Un phénomène inéluctable
Concrètement, l’initiative «Industrie 2025» apporte un appui aux entreprises industrielles (cf. www.industrie2015.ch). Son objectif est de sensibiliser les entreprises aux enjeux de la numérisation, de les mettre en réseau et d’encourager la mise en œuvre des solutions numériques en tenant néanmoins compte du fait que chaque cas est particulier.

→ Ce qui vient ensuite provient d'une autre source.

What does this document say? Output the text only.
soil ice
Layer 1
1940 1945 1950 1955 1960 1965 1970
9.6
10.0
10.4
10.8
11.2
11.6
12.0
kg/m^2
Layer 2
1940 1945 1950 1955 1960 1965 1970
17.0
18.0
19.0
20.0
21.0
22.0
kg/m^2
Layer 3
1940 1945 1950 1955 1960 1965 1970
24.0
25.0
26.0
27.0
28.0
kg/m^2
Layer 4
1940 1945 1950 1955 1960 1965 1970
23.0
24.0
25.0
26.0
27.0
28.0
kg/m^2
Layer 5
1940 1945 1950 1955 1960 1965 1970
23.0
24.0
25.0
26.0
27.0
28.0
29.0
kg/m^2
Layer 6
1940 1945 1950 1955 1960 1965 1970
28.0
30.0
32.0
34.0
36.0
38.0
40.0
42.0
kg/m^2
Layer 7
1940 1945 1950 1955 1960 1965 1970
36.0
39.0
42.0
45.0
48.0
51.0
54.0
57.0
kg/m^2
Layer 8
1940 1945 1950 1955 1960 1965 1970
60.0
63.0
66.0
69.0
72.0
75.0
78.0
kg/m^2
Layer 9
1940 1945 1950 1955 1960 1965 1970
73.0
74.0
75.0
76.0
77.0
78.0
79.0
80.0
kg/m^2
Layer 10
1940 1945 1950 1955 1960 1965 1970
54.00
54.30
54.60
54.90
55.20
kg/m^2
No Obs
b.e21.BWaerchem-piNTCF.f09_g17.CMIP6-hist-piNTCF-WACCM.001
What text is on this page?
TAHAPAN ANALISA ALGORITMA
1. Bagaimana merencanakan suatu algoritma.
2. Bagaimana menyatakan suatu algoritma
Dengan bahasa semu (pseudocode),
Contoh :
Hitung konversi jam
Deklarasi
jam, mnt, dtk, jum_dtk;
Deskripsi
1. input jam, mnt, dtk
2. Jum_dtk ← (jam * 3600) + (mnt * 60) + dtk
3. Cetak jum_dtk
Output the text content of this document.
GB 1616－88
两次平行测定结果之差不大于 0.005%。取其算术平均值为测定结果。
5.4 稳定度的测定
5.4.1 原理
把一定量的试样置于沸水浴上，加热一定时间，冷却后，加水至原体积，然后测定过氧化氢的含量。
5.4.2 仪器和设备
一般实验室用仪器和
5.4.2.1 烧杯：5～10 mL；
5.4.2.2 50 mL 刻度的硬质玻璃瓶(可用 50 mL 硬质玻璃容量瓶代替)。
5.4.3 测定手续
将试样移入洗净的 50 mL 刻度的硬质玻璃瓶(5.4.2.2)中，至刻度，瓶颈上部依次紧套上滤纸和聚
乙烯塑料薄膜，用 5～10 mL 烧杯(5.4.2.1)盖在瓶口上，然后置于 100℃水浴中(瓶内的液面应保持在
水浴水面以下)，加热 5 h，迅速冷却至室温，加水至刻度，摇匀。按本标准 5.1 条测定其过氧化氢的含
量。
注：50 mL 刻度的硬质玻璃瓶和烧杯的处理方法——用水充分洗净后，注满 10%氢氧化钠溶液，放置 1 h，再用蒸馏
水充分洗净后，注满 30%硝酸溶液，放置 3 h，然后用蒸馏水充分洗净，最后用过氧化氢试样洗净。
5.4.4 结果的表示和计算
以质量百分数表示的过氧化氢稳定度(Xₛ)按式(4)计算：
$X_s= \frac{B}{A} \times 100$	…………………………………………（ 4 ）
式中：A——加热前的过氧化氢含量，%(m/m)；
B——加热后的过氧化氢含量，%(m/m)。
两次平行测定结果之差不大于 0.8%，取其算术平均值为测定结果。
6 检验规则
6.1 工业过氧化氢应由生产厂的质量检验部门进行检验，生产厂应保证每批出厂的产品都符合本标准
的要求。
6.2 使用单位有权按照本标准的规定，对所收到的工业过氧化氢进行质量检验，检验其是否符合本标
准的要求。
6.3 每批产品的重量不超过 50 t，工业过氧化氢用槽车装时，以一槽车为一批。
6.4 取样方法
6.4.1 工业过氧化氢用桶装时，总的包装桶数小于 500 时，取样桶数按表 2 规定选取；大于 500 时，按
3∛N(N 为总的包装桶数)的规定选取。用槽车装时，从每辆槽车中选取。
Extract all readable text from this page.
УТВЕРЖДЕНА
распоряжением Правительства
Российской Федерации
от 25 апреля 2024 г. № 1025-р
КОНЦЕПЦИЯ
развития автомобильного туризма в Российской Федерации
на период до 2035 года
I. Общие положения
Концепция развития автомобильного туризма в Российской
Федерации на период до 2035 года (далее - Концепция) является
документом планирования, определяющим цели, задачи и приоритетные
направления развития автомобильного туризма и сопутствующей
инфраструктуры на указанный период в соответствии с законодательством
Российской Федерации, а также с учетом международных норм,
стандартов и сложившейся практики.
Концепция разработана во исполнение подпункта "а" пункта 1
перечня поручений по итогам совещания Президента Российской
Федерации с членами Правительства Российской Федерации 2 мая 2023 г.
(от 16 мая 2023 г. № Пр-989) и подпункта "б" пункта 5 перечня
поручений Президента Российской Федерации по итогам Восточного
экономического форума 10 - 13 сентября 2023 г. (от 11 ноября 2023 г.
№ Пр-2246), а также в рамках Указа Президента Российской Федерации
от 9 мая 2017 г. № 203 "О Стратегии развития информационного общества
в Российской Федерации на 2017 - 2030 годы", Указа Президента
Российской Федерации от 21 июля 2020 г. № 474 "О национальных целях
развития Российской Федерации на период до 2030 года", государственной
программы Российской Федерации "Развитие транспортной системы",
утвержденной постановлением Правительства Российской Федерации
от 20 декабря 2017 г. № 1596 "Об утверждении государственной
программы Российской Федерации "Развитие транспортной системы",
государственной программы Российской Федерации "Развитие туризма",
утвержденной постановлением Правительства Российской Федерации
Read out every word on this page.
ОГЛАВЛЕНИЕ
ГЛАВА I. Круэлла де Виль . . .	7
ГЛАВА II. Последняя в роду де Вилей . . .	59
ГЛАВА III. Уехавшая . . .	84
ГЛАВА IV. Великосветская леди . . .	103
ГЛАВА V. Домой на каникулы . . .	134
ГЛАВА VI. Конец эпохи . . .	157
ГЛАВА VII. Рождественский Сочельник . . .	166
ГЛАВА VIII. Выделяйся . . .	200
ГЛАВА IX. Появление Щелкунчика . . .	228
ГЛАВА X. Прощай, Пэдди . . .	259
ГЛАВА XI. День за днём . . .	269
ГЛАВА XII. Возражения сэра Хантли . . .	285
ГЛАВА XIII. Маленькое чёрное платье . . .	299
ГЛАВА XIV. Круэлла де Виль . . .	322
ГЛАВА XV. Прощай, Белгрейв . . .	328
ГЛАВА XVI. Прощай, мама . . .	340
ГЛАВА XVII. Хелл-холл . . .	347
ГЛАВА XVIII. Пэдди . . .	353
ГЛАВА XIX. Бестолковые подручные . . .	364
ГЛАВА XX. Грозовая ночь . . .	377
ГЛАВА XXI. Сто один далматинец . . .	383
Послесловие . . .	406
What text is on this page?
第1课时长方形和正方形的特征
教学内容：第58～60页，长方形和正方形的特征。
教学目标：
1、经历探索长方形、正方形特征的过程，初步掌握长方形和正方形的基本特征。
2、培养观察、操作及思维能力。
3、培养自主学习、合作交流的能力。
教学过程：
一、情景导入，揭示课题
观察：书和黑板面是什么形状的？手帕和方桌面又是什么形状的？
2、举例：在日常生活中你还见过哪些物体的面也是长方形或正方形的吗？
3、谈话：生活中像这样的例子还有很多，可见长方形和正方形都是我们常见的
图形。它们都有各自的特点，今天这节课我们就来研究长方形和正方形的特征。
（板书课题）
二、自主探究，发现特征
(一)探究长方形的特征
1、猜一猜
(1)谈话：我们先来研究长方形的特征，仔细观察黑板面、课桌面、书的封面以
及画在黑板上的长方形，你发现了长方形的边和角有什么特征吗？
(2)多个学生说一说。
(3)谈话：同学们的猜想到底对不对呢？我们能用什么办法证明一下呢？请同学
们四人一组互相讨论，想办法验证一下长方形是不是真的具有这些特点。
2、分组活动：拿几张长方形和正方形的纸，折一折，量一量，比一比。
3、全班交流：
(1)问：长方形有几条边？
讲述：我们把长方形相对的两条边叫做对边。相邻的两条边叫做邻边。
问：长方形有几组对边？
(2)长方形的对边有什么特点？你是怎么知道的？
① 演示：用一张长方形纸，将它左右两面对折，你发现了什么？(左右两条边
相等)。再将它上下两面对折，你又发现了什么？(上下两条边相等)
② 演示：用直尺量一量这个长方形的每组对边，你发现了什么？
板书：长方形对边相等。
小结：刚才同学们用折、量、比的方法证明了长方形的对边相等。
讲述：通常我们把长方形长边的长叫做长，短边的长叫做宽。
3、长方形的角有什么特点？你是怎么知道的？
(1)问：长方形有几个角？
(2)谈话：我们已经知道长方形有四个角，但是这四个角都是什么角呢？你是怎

Outre des manifestations professionnelles, telles que celle du 30 juin dernier, une antenne centrale sera prochainement établie en Suisse pour répondre aux questions liées à «Industrie 4.0».
La numérisation étant inéluctable, la question est de savoir si le concept est à la portée des PME. Une première réponse se trouve dans l’édition 2/2016 du magazine Swissmem Network, dont le fil conducteur est précisément «Industrie 2025». En fait, il ne s’agit pas de plans sur la comète ni d’une contrefaçon de «2001 – Odyssée de l’espace» de Stan Kubrick. En effet, nombre d’entreprises – parmi lesquelles une majorité de PME – sont déjà très avancées dans la numérisation de leurs systèmes de production et la façon d’y parvenir diffère fortement d’un entreprise à l’autre. Il n’y a pas de recette magique !
Selon l’étude internationale «2016 Global Industry Survey» menée par pwc (PricewaterhouseCoopers), dans la région EMEA (Europe, Moyen-Orient, Afrique), le taux d’intégration numérique est actuellement de 32 %. Au terme des cinq prochaines années, il devrait atteindre 71 %. Une large proportion des entreprises participantes a estimé que leur taux de mise en œuvre numérique va doubler d’ici 2020 et la grande majorité d’entre elles suppose que les coûts de production vont subir d’importantes réductions. La moitié des participants à l’étude pointent du doigt le manque de culture numérique, en précisant qu’il s’agit du principal défi, ce qui met en évidence un besoin massif de formation continue.
 
Rester dans le concret
L’appui aux entreprises est donc nécessaire pour éviter certains pièges, choisir de bonnes recettes et rester dans le concret. Urs Reimann déclare: «Nous allons réunir des entreprises intéressées et des experts ayant une expérience pratique, nous conseillerons les entreprises au niveau de leurs propres stratégies et serons présents dans les médias». Pour terminer, précisons encore que dans le domaine de l’innovation, la Suisse n’a pas à rougir; elle est en tête des nations innovatrices, suivie par la Suède, le Danemark et la Finlande (source: «Innovation Union Scoreboard 2014»). Le nombre de professionnels engagés à plein temps dans la recherche et développement approche les 50’000.